Community members are trying to fix the problem of illegal dumping but say more needs to be done.

Mounds of trash line Farrington highway behind Keaau Beach Park.

“It’s totally unhealthy for everybody, for the community, for this population that is depressed and also for tourism that come along our coast and beach,” said resident Pake Salmon.

An unsightly image for anyone driving towards Yokohama Bay.

“For a few months already I have been driving by this area and we just see trash piling up here,” said Salmon.

With many homeless families living along the coastline, catching whoever is dumping the trash is difficult to do.

“You see the trash bags along the side of the road and then you see the homeless that are living right near it but unless you witness them actually putting it there how can you say who’s to blame,” says Representative Maile Shimabukuro, (D) Waianae-Makaha-Makua.

Though some argue the items left behind are not things the homeless can use.

“There are tires, there’s batteries and many other household products and garden clipping and white goods so the homeless have no use for a refrigerator but you can find components for a refrigerator out there,” says Carroll Cox with Envirowatch.

Several community efforts have been made to clean up the area.

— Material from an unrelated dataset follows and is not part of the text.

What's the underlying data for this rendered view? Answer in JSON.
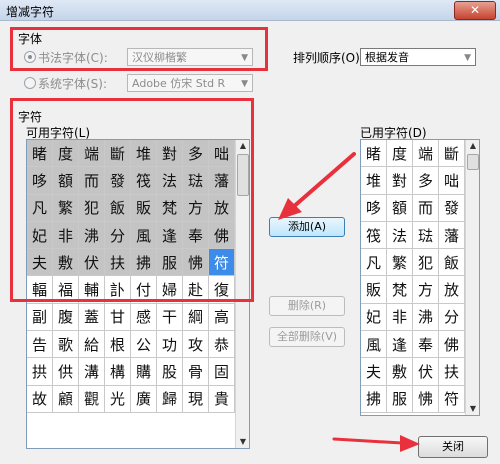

“We’ve been doing a bunch of beach clean-ups in that area and trying to educate the homeless there and telling them not to leave their trash,” says Representative Shimabukuro.

“We’re trying to do what we can from our end but there’s just so much trash that piles up between the beach clean-ups it’s become kinda an out of control problem,” says Representative Shimabukuro.

Several community groups are planning to clean up the area on Saturday, December 19.